Maldita.es CEO and co-founder Clara Jiménez Cruz moderated the event and interviewed Rudenko live in a conversation shaped by the importance of journalism in the context Ukraine has been facing since Russia’s invasion on 24 February this year.
The finalist and award-winning works in 2022 are stories encompassing Europe’s cultural, political, social and economic dimensions. Among them are the financing of the housing market; irregularities and malpractice by police officers in human trafficking cases; divisions within German society; the migration of Belarusian people following the presidential elections of August 2020; and the collapse of global narratives.
See the list of winners of the European Press Prize 2022 here:
- Distinguished Reporting Award: What Guantánamo made of them, Die ZEIT (Germany)
- Innovation Award: Cities for rent: Investigating corporate landlords across Europe, Arena for Journalism in Europe, ORF, Apache, Deník Referendum, Mediapart, Der Tagesspiegel, AthensLive, Reporters United, Dublin Inquirer, IrpiMedia, E24, Expresso, elDiario.es, Reflekt, Republik, Ctxt.es, Follow The Money
- Investigative Reporting Award: The investigation is closed, Helsingin Sanomat (Finland)

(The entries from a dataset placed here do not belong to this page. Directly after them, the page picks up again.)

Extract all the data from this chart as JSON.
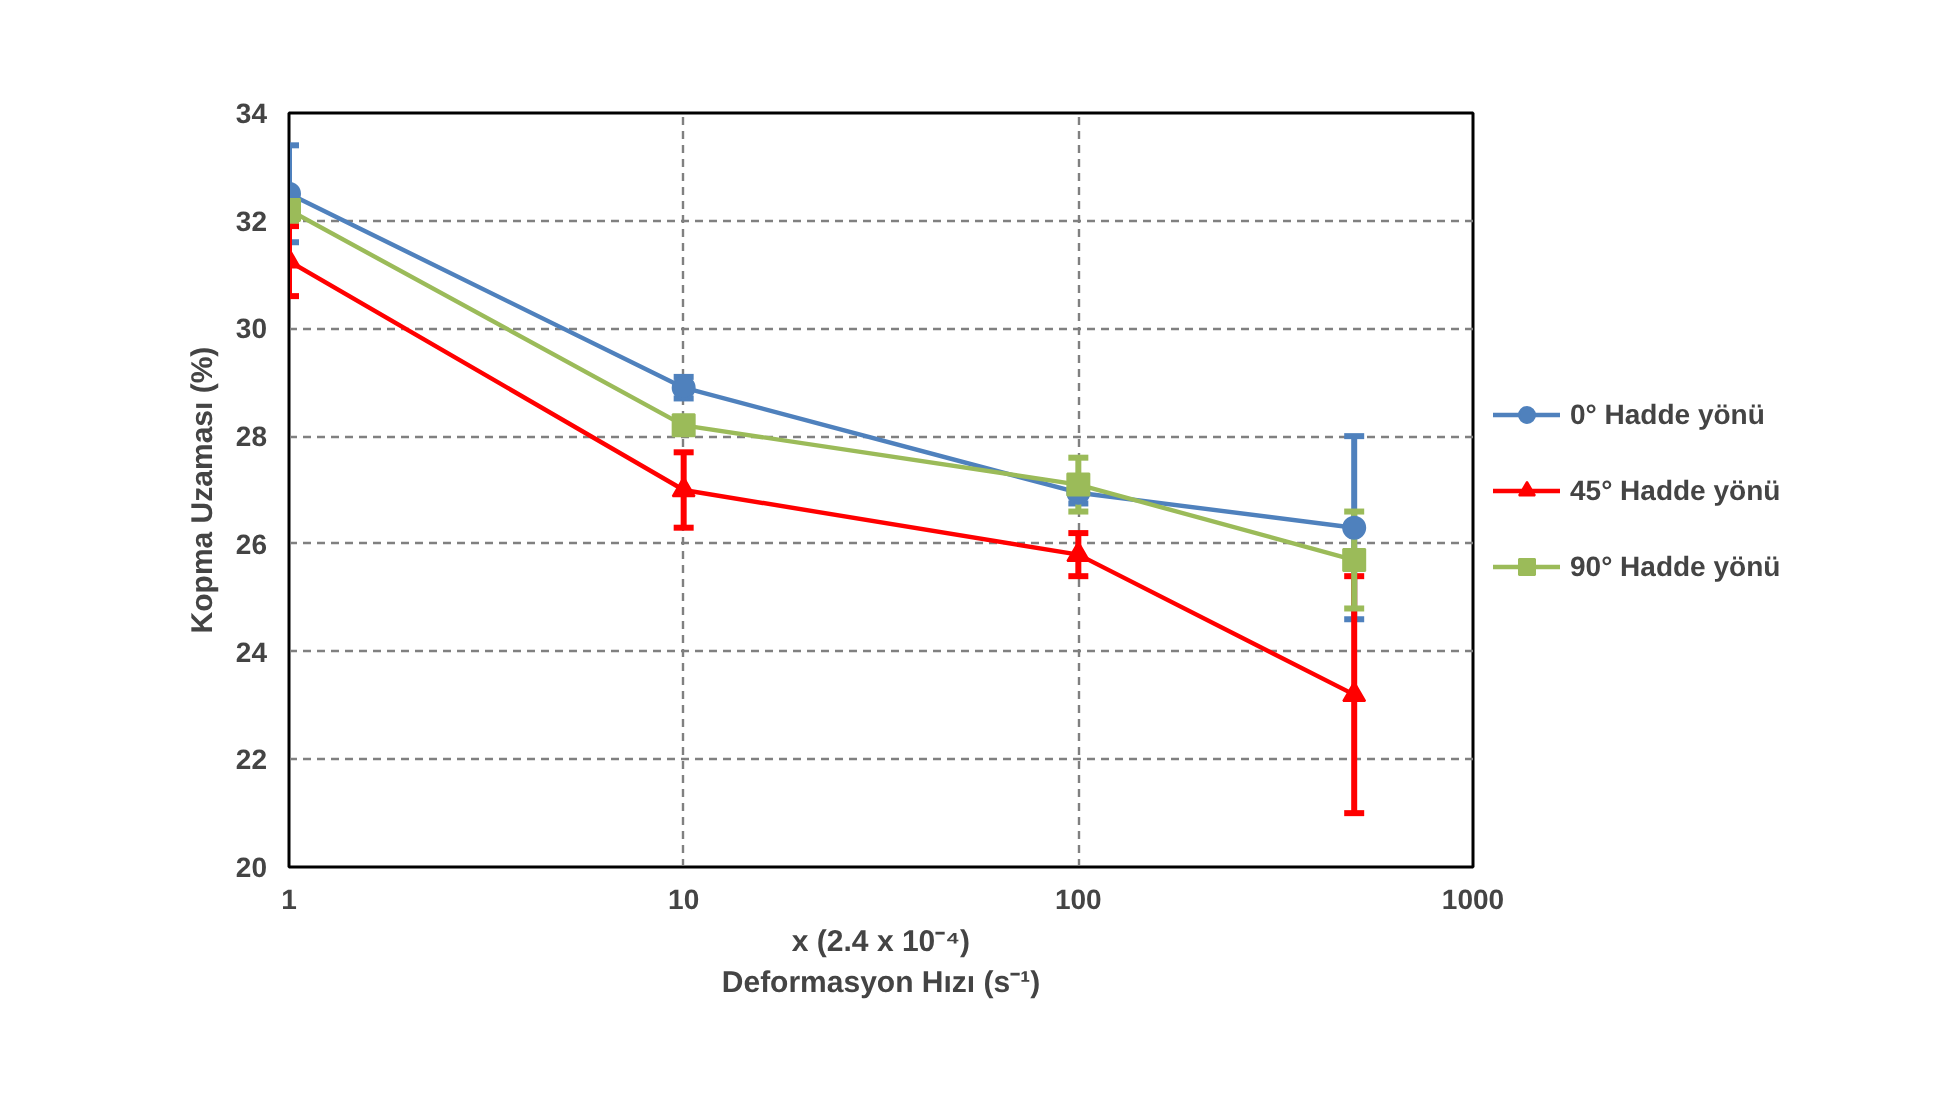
{
  "chart_data": {
    "type": "line",
    "xlabel": "x (2.4 x 10⁻⁴)\nDeformasyon Hızı (s⁻¹)",
    "ylabel": "Kopma Uzaması (%)",
    "x": [
      1,
      10,
      100,
      500
    ],
    "log": "x",
    "xlim": [
      1,
      1000
    ],
    "xticks": [
      1,
      10,
      100,
      1000
    ],
    "ylim": [
      20,
      34
    ],
    "yticks": [
      20,
      22,
      24,
      26,
      28,
      30,
      32,
      34
    ],
    "grid": true,
    "legend": "right",
    "series": [
      {
        "name": "0° Hadde yönü",
        "color": "#4f81bd",
        "marker": "circle",
        "values": [
          32.5,
          28.9,
          26.95,
          26.3
        ],
        "errors": [
          0.9,
          0.2,
          0.2,
          1.7
        ]
      },
      {
        "name": "45° Hadde yönü",
        "color": "#ff0000",
        "marker": "triangle",
        "values": [
          31.25,
          27.0,
          25.8,
          23.2
        ],
        "errors": [
          0.65,
          0.7,
          0.4,
          2.2
        ]
      },
      {
        "name": "90° Hadde yönü",
        "color": "#9bbb59",
        "marker": "square",
        "values": [
          32.2,
          28.2,
          27.1,
          25.7
        ],
        "errors": [
          0.2,
          0.1,
          0.5,
          0.9
        ]
      }
    ]
  }
}
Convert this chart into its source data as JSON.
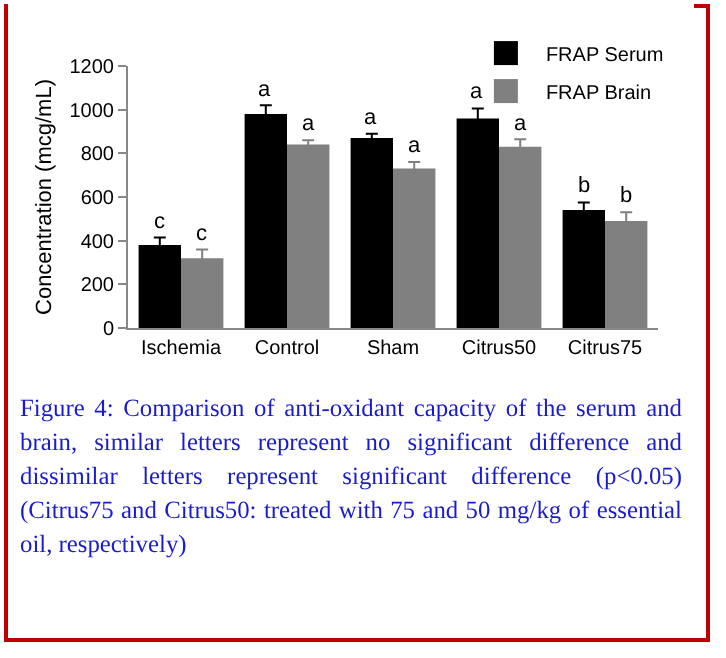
{
  "chart_data": {
    "type": "bar",
    "ylabel": "Concentration (mcg/mL)",
    "categories": [
      "Ischemia",
      "Control",
      "Sham",
      "Citrus50",
      "Citrus75"
    ],
    "series": [
      {
        "name": "FRAP Serum",
        "color": "#000000",
        "values": [
          380,
          980,
          870,
          960,
          540
        ],
        "errors": [
          35,
          40,
          20,
          45,
          35
        ],
        "value_labels": [
          "c",
          "a",
          "a",
          "a",
          "b"
        ]
      },
      {
        "name": "FRAP Brain",
        "color": "#808080",
        "values": [
          320,
          840,
          730,
          830,
          490
        ],
        "errors": [
          40,
          20,
          30,
          35,
          40
        ],
        "value_labels": [
          "c",
          "a",
          "a",
          "a",
          "b"
        ]
      }
    ],
    "ylim": [
      0,
      1200
    ],
    "yticks": [
      0,
      200,
      400,
      600,
      800,
      1000,
      1200
    ],
    "grid": false,
    "legend": "top right",
    "annotations": [
      "Figure 4: Comparison of anti-oxidant capacity of the serum and brain, similar letters represent no significant difference and dissimilar letters represent significant difference (p<0.05) (Citrus75 and Citrus50: treated with 75 and 50 mg/kg of essential oil, respectively)"
    ]
  }
}
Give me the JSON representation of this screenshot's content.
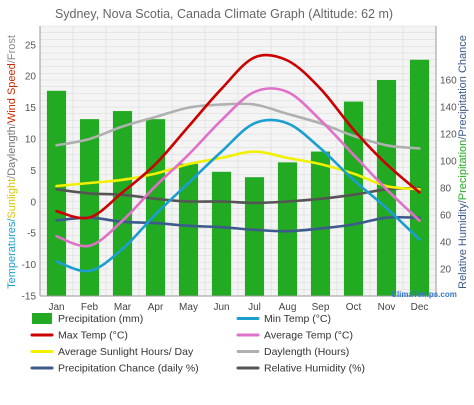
{
  "chart_data": {
    "type": "bar",
    "title": "Sydney, Nova Scotia, Canada Climate Graph (Altitude: 62 m)",
    "watermark": "ClimaTemps.com",
    "categories": [
      "Jan",
      "Feb",
      "Mar",
      "Apr",
      "May",
      "Jun",
      "Jul",
      "Aug",
      "Sep",
      "Oct",
      "Nov",
      "Dec"
    ],
    "ylabel_left": {
      "parts": [
        {
          "text": "Temperatures/",
          "color": "#1a9fd0"
        },
        {
          "text": "Sunlight",
          "color": "#d7c800"
        },
        {
          "text": "/",
          "color": "#888888"
        },
        {
          "text": "Daylength",
          "color": "#777777"
        },
        {
          "text": "/",
          "color": "#888888"
        },
        {
          "text": "Wind Speed",
          "color": "#cc2a00"
        },
        {
          "text": "/",
          "color": "#888888"
        },
        {
          "text": "Frost",
          "color": "#888888"
        }
      ]
    },
    "ylabel_right": {
      "parts": [
        {
          "text": "Relative Humidity/",
          "color": "#3d5a8c"
        },
        {
          "text": "Precipitation",
          "color": "#22aa22"
        },
        {
          "text": "/Precipitation Chance",
          "color": "#3d5a8c"
        }
      ]
    },
    "ylim_left": [
      -15,
      28
    ],
    "left_ticks": [
      -15,
      -10,
      -5,
      0,
      5,
      10,
      15,
      20,
      25
    ],
    "ylim_right": [
      0,
      200
    ],
    "right_ticks": [
      20,
      40,
      60,
      80,
      100,
      120,
      140,
      160
    ],
    "grid": true,
    "series": [
      {
        "name": "Precipitation (mm)",
        "kind": "bar",
        "axis": "right",
        "color": "#22aa22",
        "values": [
          152,
          131,
          137,
          131,
          98,
          92,
          88,
          99,
          107,
          144,
          160,
          175
        ]
      },
      {
        "name": "Min Temp (°C)",
        "kind": "line",
        "axis": "left",
        "color": "#1a9fd0",
        "values": [
          -9.5,
          -11,
          -7.5,
          -2,
          3,
          8,
          12.5,
          12.5,
          8.5,
          3.5,
          -1,
          -6
        ]
      },
      {
        "name": "Max Temp (°C)",
        "kind": "line",
        "axis": "left",
        "color": "#cc0000",
        "values": [
          -1.5,
          -2.5,
          1.5,
          6,
          12,
          18,
          23,
          22.5,
          18,
          11.5,
          6,
          1.5
        ]
      },
      {
        "name": "Average Temp (°C)",
        "kind": "line",
        "axis": "left",
        "color": "#e070c8",
        "values": [
          -5.5,
          -7,
          -3,
          2.5,
          7.5,
          13,
          17.5,
          17.5,
          13,
          7.5,
          2,
          -3
        ]
      },
      {
        "name": "Average Sunlight Hours/ Day",
        "kind": "line",
        "axis": "left",
        "color": "#f0f000",
        "values": [
          2.5,
          3,
          3.5,
          4.5,
          6,
          7,
          8,
          7,
          6,
          4.5,
          2.5,
          2
        ]
      },
      {
        "name": "Daylength (Hours)",
        "kind": "line",
        "axis": "left",
        "color": "#b0b0b0",
        "values": [
          9,
          10,
          12,
          13.5,
          15,
          15.5,
          15.5,
          14,
          12.5,
          10.5,
          9,
          8.5
        ]
      },
      {
        "name": "Precipitation Chance (daily %)",
        "kind": "line",
        "axis": "right",
        "color": "#3d5a8c",
        "values": [
          56,
          58,
          55,
          54,
          52,
          51,
          49,
          48,
          50,
          53,
          58,
          58
        ]
      },
      {
        "name": "Relative Humidity (%)",
        "kind": "line",
        "axis": "right",
        "color": "#555555",
        "values": [
          79,
          76,
          75,
          72,
          70,
          70,
          69,
          70,
          72,
          75,
          79,
          80
        ]
      }
    ]
  }
}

- Public Discourse Award: Memory in the age of impunity, Coda Story (United States)
- Special Award: Cuerpo de mujer, medicina de hombre, Diari Ara (Spain)
The European Press Prize was founded ten years ago in Amsterdam by seven independent European foundations with the aim of celebrating journalism. Over the ten years it has been running, the prize has received more than 5,700 entries from 46 countries. Maldita.es won the Innovation Award in 2021 for its WhatsApp chatbot to fight disinformation.